PNC resignations driven by assessment, not bribes – VP Jagdeo
General Secretary of the People’s Progressive Party Civic (PPPC), Vice President Dr Bharrat Jagdeo, has refuted claims made by Opposition Leader Aubrey Norton that resignations from the People’s National Congress Reform (PNC/R) have resulted from bribery done by the ruling party.
Speaking at his weekly press conference last Thursday, Jagdeo argued that those leaving the PNC/R have made independent assessments of the party’s leadership and future, rather than being influenced by financial incentives.
Norton has suggested that the PNC gained 10,000 new members since the last election, but has simultaneously dismissed the departure of several key activists. He attributed the exodus to bribery by the PPP, a claim that Jagdeo called both fictitious and insulting to those who have chosen to leave the party.
In criticising Norton’s remarks, Jagdeo emphasised that the Opposition Leader’s rhetoric reflects a fundamental misunderstanding of why people are abandoning the party, and he noted that Norton’s refusal to acknowledge these internal issues would lead to further decline for the PNC.
General Secretary of the People’s Progressive Party Civic (PPP/C), Bharrat Jagdeo
“The view (is) that people will only leave the PNC not because of his inept leadership; not because of their failure in Government to fulfil their promises; not because of their lack of any vision or plan for the future; not because they are propagating a failed ideology of race; but because PPP is bribing them – as though former PNC members, and particularly Afro-Guyanese, don’t have the capacity to make independent judgment. That is how disparaging a view he has of them, and this is something that is typical of the PNC,” Dr Jagdeo posited.
Since 2020, several prominent members of the People’s National Congress Reform (PNCR) have resigned from the party. In 2021, Thandi McAllister, a longstanding member and Central Executive Committee (CEC) member to boot, resigned, citing that the leadership’s direction was not aligned with the aspirations of young people, party supporters, and national development.
Since her departure, other members have resigned, including Faaiz Mursaline and Dawn Hastings-Williams; and recently, Amna Ally, who was a former General Secretary and Minister for the Opposition party, resigned.
According to the Vice President, Norton’s misrepresentation of these departures shows how “divorced from reality” he is, especially because of the PNC’s limited engagement with people, and its poor policy formulation.
“Mr. Norton should be writing fiction.
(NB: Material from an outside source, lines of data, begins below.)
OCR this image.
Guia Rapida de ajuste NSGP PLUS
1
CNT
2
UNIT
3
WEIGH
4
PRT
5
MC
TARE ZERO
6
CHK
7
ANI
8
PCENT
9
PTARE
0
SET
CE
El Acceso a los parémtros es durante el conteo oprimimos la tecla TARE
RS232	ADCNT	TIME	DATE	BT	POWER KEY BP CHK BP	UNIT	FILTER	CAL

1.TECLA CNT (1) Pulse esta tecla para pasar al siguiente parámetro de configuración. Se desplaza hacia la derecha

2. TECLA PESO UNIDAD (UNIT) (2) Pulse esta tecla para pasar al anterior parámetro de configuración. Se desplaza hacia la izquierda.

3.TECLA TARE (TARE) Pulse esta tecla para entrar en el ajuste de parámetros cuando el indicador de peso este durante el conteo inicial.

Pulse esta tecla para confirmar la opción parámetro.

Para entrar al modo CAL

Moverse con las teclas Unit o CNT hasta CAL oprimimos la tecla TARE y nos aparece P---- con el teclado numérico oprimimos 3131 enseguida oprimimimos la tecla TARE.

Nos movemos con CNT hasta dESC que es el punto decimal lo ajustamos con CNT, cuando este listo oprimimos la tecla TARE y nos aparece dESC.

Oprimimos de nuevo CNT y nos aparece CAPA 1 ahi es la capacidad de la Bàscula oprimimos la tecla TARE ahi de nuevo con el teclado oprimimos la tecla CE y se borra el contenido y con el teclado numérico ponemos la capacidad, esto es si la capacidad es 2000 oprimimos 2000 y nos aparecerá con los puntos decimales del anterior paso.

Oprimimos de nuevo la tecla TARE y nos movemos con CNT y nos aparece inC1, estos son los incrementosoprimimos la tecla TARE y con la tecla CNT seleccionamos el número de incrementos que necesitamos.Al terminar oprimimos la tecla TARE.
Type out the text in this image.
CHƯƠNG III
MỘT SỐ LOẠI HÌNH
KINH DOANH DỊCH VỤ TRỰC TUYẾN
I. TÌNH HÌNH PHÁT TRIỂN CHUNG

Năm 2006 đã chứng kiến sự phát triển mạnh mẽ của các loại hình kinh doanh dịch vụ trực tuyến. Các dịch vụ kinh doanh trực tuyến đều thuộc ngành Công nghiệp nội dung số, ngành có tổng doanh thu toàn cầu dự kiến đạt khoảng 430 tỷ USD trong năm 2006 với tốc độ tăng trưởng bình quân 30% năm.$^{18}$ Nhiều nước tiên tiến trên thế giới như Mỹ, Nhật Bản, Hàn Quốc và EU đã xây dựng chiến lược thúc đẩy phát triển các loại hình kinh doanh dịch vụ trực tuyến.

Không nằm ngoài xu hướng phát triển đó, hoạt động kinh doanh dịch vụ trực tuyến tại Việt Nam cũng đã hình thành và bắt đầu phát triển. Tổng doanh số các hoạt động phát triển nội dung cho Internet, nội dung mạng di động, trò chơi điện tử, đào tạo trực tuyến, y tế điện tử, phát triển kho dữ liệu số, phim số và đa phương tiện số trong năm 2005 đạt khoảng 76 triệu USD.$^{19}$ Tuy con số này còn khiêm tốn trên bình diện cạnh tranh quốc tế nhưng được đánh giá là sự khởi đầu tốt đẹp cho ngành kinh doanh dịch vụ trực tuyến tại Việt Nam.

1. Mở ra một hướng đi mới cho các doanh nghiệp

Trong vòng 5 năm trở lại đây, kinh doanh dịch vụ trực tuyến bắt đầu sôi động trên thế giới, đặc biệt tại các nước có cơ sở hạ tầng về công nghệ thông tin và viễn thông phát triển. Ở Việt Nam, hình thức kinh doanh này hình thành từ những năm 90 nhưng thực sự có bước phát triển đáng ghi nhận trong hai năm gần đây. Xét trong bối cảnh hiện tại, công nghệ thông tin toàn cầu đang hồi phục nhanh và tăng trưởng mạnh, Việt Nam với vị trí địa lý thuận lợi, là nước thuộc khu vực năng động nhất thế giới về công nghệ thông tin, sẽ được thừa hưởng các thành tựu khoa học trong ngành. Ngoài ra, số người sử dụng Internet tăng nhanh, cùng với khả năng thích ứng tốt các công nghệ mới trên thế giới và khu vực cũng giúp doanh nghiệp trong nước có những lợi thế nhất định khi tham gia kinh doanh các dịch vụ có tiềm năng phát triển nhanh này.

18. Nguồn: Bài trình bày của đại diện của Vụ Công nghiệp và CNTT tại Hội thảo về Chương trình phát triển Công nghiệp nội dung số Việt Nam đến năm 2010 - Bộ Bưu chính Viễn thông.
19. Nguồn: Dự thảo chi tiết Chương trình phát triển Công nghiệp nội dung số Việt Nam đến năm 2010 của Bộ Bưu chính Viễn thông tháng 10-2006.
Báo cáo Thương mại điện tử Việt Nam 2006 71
He said that he is unbothered by the large number of people who have left the party, and he acknowledged that people will continue to leave the PNC, but he said that the members leaving would give him more breathing room…,” Jagdeo has said.
“I think it was a rare acknowledgement of the truth: that it’s not more breathing room; it would allow him to conduct the divisive politics that he’s accustomed to, and that he’s unwilling to move away from; that is: using race as the lens through which he sees everything,” Jagdeo said.